THE Competition Tribunal's recent finding that Sasol Chemical Industries (SCI) had charged excessive prices to domestic customers has brought the issue into focus for South African corporations struggling with competitiveness and compliance.
In June the tribunal found the Sasol subsidiary was in contravention of the Competition Act for charging domestic customers excessive prices for purified propylene and polypropylene between 2004 and 2007 and imposed a R534 million fine. (The offence attracts a penalty up to 10% of the annual turnover for a first-time contravention.)
Webber Wentzel professional support lawyer, Paula Youens says, "The tribunal found, on the facts, that a mark-up as low as 20% may not be reasonable if so determined on a case-to-case basis. It leaves dominant companies that have particular cost-advantages not based on innovation, risk-taking and investment - and especially those receiving government support - in a difficult position in complying with the Act.”
There is hope that the application for leave to appeal that has been filed with the Competition Appeal Court (CAC) in the SCI matter will offer some clarity and certainty as to what the actual test for excessive pricing should be. “Optimism aside,” says Youens, “how dominant companies should be advised to structure their pricing within this interim period is as clear as mud”. Competition laws internationally are controversial with many countries disagreeing that competition authorities should regulate high prices. One argument is that the free market will correct high prices, undermining the need for regulation.
However, the Act prohibits excessive pricing by stating that companies with the market power to control prices and exclude competition cannot charge prices detrimental to consumers.
"Excessive pricing occurs where the price for a good or service bears no reasonable relation to its economic value, but the law does not define 'economic value', 'reasonable' or 'consumers' - and this leaves the bulk of interpretation with the competition authorities," Youens says.
She says the SCI case follows a decade-old one between ArcelorMittal SA and Harmony Gold Mining. In that case the CAC provided a four-stage enquiry for excessive pricing which involved determining the actual price of the product allegedly subject to being excessively priced; calculating the economic value of that pricing; judging if the difference between the economic value and the market-related price was unreasonable; and finally determining if consumers were prejudiced by the pricing.

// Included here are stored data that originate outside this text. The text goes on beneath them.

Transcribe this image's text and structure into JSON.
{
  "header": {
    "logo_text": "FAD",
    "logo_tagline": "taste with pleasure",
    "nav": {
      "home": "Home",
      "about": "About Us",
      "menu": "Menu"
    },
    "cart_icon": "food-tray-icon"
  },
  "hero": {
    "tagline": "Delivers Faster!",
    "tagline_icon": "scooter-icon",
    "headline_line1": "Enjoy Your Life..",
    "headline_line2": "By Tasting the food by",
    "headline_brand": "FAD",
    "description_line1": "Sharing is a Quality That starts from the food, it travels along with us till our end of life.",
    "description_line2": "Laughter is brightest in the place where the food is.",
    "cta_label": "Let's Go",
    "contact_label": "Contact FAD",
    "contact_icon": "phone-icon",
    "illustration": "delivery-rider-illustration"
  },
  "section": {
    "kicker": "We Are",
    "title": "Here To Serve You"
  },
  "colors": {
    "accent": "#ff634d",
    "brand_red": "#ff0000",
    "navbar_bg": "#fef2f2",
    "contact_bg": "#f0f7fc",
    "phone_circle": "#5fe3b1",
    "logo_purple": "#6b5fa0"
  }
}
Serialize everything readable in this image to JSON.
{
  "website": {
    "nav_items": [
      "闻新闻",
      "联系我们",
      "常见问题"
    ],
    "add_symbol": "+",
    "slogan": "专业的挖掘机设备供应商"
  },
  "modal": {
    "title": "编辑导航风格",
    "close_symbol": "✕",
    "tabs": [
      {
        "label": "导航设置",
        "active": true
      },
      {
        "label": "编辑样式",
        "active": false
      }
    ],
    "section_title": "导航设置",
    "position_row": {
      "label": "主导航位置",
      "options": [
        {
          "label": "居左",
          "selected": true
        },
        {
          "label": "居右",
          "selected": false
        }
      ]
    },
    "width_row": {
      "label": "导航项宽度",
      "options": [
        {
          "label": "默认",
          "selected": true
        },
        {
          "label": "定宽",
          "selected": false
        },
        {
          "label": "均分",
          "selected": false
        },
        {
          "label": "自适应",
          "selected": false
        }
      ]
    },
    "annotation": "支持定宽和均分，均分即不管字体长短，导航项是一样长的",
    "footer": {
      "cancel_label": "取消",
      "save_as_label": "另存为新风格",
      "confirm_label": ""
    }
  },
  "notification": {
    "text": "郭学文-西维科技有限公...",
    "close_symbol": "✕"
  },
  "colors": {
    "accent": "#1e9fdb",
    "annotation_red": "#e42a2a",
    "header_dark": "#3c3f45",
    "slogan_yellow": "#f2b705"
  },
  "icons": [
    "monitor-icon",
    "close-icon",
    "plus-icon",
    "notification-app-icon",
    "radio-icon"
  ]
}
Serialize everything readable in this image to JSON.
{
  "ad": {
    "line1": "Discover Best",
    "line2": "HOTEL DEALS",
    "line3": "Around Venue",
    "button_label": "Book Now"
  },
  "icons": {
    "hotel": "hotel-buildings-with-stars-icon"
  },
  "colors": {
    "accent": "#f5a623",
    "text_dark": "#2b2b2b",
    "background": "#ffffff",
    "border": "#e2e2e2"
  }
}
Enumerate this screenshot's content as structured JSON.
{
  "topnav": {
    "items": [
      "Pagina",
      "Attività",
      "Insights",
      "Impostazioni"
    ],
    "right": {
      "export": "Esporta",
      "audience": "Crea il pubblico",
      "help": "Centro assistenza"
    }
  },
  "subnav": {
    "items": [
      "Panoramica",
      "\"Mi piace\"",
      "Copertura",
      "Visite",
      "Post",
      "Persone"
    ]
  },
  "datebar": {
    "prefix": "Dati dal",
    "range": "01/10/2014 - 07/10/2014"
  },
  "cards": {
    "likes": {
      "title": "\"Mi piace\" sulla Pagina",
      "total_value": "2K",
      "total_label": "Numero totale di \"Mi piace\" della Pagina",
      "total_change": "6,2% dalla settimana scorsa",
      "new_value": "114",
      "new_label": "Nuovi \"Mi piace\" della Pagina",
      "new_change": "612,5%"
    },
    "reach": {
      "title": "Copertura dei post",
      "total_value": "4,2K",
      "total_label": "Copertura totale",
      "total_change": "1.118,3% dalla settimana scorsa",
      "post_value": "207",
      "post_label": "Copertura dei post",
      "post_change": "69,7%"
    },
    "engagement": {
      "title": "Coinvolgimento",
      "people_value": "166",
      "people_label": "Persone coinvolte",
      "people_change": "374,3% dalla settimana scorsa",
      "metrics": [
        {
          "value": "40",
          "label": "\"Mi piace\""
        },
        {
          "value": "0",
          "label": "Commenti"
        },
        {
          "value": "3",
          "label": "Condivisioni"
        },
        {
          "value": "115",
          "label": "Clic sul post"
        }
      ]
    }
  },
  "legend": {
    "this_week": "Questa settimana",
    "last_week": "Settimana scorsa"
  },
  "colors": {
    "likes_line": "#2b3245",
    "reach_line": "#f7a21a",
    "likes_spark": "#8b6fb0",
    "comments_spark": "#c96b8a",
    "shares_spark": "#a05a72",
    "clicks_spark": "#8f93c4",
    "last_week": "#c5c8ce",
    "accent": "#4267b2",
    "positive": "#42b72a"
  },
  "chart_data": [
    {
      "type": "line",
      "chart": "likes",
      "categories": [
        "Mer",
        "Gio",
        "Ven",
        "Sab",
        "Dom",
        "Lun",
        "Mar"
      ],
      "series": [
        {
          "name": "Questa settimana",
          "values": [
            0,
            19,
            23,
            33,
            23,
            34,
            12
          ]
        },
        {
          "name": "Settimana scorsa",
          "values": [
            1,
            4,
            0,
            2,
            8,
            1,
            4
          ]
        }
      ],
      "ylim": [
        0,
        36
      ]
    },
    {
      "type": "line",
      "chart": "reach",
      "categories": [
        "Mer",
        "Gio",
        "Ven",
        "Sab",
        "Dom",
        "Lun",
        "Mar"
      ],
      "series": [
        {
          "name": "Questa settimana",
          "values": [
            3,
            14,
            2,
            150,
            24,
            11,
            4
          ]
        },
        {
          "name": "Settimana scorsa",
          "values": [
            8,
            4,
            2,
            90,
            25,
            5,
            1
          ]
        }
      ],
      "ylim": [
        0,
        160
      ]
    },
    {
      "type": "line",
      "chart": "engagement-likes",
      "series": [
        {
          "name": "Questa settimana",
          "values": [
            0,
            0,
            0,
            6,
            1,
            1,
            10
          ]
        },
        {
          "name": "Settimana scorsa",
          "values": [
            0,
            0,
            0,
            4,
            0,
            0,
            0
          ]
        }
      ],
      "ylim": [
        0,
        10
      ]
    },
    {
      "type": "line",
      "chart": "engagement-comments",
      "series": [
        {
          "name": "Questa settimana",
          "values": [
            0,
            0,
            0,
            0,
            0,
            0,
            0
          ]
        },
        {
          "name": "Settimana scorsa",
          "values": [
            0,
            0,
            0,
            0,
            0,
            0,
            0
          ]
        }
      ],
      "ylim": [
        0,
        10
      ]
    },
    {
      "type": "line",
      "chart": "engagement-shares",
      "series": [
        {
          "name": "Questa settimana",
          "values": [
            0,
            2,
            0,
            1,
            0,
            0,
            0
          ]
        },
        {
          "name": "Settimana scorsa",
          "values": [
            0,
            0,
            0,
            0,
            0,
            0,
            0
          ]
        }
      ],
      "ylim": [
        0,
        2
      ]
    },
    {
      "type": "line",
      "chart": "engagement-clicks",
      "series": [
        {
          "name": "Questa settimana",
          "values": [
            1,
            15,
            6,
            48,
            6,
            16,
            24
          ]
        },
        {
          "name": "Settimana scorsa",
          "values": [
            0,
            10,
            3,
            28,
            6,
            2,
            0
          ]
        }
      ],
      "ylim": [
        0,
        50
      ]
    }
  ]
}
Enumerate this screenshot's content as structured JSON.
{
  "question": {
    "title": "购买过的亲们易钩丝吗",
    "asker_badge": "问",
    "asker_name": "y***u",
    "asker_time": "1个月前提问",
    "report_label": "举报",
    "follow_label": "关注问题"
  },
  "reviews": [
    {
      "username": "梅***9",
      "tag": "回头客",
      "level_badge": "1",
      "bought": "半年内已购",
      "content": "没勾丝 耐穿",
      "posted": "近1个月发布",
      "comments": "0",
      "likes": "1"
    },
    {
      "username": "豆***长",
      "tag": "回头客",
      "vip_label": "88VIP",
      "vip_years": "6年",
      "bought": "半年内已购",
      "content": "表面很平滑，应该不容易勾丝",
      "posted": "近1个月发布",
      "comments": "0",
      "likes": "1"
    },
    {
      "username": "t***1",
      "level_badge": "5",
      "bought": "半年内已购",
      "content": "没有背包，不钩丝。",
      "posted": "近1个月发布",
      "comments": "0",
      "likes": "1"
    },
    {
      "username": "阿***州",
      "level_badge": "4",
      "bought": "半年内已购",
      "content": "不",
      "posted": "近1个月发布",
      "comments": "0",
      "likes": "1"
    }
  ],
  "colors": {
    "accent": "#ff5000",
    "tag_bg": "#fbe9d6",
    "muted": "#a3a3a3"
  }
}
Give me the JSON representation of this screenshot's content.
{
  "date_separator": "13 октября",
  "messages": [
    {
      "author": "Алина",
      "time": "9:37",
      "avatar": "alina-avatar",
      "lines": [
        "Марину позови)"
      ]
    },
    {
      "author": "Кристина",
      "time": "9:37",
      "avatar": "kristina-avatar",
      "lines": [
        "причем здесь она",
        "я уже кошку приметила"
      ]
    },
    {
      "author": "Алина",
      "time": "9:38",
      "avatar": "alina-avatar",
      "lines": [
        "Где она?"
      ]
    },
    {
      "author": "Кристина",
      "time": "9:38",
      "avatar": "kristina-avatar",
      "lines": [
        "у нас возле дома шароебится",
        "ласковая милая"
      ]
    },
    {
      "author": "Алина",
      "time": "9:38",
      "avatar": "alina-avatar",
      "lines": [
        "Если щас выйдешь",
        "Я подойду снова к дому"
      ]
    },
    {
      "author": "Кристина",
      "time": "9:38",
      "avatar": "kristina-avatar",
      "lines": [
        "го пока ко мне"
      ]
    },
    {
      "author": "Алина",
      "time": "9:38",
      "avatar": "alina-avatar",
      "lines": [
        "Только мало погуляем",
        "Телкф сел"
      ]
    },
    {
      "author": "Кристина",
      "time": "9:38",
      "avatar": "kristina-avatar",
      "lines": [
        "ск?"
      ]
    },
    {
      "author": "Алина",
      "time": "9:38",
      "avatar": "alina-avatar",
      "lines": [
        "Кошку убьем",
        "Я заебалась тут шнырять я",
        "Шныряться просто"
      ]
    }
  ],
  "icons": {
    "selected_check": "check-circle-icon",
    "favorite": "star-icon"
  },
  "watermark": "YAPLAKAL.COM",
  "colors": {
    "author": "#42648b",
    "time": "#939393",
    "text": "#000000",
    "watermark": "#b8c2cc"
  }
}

Youens says the SCI issue has highlighted that the economic value of goods or services is not objective, but includes cost-advantages obtained due to "past exclusive or special rights", especially those acquired or inherited through significant government subsidies.
"As a result SCI's cost advantages were reduced below the competitive norm, boosting the finding that the economic value was lower than the actual price charged. The implication of this is that other companies with these cost advantages will be strongly prejudiced when their prices are analysed for being excessive," she says.
She adds these companies - ones that benefited from cost factors due to historic reasons - will have to prove their pricing was reasonable, which will be particularly difficult as the ruling does not provide guidance on what percentage mark-up was considered "reasonable".